Le domaine aéronautique présente cependant un certain nombre de contraintes qu’il faut prendre en compte.
Tout d’abord, il convient de s’assurer que tout développement technologique d’énergie alternative permet de continuer à assurer la mission première de ce secteur, qui est le transport de voyageurs d’une manière sûre et efficace sur de longs trajets. Tout développement d’énergie alternative doit donc se faire dans cette optique de maintien d’un niveau optimal de sécurité, et de maintien des performances (rayon d’action, tenue à froid…)
A titre d’exemple, l’avion électrique à batteries n’existera pas avant très longtemps sur du moyen ou du long-courrier car, actuellement, même les meilleure batteries ne permettent pas d’effectuer ce type de trajet compte tenu de la densité énergétique de ces batteries et donc du poids embarqué.
La sécurité est un élément fondamental. Il n’est pas envisageable que le développement d’une énergie alternative se fasse au détriment du niveau de sécurité optimal des vols. C’est pour cela que les biocarburants de deuxième génération, les « drop-in », nous intéressent particulièrement, parce que leur contenu énergétique est très élevé et la compatibilité avec l’ensemble des aéronefs / aéroports est déjà garantie à des taux de mélange pouvant aller jusqu’à 50 %. Des filières de production de biocarburants avancés sont en effet d’ores et déjà certifiées au niveau international; ils peuvent donc être intégrés de façon sûre dans tous les avions du monde jusqu’à 50 %.
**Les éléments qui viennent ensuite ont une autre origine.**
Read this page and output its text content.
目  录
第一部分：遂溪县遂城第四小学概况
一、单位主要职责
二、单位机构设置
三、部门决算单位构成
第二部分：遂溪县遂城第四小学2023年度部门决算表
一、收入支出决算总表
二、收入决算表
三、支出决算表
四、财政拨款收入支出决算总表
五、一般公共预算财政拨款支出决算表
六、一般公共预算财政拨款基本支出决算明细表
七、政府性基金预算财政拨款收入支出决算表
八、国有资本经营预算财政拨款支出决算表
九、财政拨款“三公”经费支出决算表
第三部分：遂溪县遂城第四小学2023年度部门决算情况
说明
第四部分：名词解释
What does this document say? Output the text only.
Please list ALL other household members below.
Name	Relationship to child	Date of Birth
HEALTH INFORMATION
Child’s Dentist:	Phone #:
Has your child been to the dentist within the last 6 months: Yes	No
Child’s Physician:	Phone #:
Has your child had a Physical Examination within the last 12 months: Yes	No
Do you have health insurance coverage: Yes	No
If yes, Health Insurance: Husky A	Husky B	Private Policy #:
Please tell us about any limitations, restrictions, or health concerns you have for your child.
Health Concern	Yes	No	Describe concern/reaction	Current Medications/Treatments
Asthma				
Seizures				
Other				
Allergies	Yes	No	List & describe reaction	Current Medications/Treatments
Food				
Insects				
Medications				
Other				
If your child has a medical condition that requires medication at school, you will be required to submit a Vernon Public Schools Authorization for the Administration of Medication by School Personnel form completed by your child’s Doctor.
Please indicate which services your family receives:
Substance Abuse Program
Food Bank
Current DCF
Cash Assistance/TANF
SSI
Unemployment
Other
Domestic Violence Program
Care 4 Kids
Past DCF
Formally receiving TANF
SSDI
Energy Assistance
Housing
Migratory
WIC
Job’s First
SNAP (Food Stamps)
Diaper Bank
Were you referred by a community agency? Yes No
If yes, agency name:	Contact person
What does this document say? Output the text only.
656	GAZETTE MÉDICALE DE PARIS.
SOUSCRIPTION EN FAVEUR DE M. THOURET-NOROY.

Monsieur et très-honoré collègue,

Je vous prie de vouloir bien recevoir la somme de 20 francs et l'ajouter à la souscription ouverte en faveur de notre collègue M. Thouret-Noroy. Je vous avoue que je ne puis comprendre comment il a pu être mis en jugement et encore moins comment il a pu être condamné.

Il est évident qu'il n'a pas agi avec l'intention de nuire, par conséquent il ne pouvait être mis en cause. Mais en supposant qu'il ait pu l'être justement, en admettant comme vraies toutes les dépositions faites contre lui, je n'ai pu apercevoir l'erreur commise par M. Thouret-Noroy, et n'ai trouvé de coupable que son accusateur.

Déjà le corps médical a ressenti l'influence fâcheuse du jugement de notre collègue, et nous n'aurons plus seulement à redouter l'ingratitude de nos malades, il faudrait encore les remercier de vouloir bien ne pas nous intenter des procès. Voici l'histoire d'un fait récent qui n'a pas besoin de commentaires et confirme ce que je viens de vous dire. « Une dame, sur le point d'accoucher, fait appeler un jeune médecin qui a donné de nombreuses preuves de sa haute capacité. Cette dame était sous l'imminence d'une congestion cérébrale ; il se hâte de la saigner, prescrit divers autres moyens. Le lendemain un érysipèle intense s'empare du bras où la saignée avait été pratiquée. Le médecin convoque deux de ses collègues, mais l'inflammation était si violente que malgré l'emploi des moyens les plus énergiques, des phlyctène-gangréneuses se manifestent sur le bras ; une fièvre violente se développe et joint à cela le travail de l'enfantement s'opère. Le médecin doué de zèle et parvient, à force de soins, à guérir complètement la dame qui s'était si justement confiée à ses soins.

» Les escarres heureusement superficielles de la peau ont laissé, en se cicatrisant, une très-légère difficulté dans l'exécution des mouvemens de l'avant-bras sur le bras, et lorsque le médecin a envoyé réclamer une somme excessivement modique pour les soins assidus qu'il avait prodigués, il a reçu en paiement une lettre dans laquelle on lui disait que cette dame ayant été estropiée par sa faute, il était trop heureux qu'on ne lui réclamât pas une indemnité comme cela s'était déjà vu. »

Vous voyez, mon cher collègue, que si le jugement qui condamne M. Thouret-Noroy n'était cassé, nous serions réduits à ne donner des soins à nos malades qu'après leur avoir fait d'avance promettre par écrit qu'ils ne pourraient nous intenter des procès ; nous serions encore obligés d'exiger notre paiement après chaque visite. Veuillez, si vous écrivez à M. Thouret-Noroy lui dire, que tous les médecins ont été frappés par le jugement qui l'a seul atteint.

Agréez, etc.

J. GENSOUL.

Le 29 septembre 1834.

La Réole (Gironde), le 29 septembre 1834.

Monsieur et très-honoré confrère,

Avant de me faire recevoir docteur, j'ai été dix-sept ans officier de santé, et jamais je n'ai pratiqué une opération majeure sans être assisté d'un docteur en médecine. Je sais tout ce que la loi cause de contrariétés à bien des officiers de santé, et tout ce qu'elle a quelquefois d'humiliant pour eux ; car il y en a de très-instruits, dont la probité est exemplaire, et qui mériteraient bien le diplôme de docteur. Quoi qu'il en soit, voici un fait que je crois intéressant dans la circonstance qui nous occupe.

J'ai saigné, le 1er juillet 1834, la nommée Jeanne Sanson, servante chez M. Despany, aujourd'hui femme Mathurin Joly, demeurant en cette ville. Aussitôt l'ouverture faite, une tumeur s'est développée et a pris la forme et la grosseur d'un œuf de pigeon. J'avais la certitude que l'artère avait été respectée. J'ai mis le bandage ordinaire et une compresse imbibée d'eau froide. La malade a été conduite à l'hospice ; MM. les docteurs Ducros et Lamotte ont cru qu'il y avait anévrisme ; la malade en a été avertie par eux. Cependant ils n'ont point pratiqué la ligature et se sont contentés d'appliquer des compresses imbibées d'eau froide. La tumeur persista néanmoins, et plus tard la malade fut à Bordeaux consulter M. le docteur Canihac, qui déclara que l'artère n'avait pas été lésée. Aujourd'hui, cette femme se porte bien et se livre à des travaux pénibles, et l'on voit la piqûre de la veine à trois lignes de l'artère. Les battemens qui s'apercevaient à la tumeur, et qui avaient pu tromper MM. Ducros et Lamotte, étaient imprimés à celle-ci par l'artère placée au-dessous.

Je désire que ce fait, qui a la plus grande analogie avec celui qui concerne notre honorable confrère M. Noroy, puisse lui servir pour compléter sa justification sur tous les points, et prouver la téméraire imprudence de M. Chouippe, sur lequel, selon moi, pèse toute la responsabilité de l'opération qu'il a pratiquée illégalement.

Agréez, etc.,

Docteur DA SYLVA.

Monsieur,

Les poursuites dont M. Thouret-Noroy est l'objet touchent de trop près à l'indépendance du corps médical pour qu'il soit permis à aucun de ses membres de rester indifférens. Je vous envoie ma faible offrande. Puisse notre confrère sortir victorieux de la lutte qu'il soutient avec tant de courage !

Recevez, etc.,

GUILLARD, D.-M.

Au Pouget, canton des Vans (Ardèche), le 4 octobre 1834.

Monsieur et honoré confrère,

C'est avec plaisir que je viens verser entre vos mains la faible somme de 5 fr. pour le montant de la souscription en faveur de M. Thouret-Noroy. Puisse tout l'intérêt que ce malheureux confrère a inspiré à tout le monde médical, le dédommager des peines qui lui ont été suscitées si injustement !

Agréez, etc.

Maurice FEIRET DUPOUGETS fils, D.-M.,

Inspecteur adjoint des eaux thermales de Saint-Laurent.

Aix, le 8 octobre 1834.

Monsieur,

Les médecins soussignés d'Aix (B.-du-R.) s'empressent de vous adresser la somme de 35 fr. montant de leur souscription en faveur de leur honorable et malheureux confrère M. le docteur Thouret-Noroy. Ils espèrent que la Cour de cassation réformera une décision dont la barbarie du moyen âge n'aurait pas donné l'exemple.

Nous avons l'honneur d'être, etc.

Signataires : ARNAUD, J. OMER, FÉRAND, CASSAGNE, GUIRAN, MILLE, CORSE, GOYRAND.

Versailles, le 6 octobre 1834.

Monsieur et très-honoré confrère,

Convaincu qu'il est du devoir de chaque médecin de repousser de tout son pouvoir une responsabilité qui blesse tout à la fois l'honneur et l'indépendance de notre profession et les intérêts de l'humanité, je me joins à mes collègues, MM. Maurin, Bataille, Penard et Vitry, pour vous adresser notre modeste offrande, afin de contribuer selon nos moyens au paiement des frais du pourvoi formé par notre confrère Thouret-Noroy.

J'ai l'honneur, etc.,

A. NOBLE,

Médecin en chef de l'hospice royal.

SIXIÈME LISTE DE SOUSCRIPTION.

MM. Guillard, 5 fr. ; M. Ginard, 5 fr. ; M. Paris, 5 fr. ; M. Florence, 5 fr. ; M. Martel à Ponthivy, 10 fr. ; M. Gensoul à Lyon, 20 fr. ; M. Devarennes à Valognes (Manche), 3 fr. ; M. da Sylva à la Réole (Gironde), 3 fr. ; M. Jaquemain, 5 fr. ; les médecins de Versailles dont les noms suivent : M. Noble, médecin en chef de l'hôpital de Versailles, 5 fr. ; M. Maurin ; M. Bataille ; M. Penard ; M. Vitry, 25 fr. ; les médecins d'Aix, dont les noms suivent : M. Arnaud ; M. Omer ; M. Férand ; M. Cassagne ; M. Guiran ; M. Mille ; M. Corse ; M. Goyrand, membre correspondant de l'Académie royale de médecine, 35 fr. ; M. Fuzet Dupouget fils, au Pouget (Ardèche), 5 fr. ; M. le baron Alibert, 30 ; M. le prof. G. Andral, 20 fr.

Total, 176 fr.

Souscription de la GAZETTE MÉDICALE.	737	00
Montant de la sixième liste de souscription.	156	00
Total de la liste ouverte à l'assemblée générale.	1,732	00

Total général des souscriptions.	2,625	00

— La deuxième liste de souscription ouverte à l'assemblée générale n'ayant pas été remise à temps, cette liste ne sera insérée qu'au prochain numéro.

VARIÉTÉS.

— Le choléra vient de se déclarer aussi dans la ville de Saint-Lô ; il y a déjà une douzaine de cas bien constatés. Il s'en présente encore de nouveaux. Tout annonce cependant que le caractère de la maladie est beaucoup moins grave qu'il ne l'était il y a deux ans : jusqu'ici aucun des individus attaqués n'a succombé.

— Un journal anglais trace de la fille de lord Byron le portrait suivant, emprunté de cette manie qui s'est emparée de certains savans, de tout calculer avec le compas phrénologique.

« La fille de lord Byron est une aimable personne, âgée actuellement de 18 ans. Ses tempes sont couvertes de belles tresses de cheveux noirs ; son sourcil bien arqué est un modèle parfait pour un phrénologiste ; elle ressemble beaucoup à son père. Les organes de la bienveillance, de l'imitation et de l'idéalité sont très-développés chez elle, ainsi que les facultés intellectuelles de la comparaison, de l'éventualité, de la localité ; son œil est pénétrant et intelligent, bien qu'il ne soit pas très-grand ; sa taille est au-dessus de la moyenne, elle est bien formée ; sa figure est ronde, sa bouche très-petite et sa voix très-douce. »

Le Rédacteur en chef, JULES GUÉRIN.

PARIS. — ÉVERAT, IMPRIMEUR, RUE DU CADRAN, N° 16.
La principale difficulté de l’aéronautique réside principalement dans les vols internationaux :
- Cette notion d’international implique une coordination entre pays. Il est indispensable qu’un carburant jugé comme ayant un bénéfice environnemental dans un pays soit jugé de la même façon dans un autre pays. Cela se discute à un niveau international au sein de l’OACI. Cette organisation a permis de réelles avancées, telle que la mise en place de cadres internationaux comme le CORSIA, le seul organisme international qui permet à l’industrie aéronautique de compenser ses émissions ;
- Les carburants représentent 40 % des coûts opérationnels d’une compagnie aérienne. Il est donc important de prendre en compte dans les mécanismes mis en place pour développer ces biocarburants (actuellement encore 2 à 3 fois plus chers que les filières classiques) les aspects distorsions de concurrence au niveau local et d’éventuels effets négatifs liés par exemple à des stratégies d’achats de carburant particulières (stratégies dites de « tankering », par exemple faire le plein de l’aéronef pour plusieurs missions, ce qui a pour conséquence d’alourdir l’aéronef et d’augmenter les émissions, ou encore d’effectuer des escales dans les aéroports à bas coût de carburant).
La limite désormais est qu’il faut que ces carburants arrivent sur le marché dans des conditions économiques acceptables pour tous. Et pour cela, il va falloir un message fort de la part des pouvoirs publics afin notamment de donner aux industriels une vision sur le long terme (réglementation, critères de durabilité) qui lui permette d’investir dans les unités de production de biojet. Des mécanismes de soutien à la demande devront également sans doute être mis en place pour « lancer la machine ».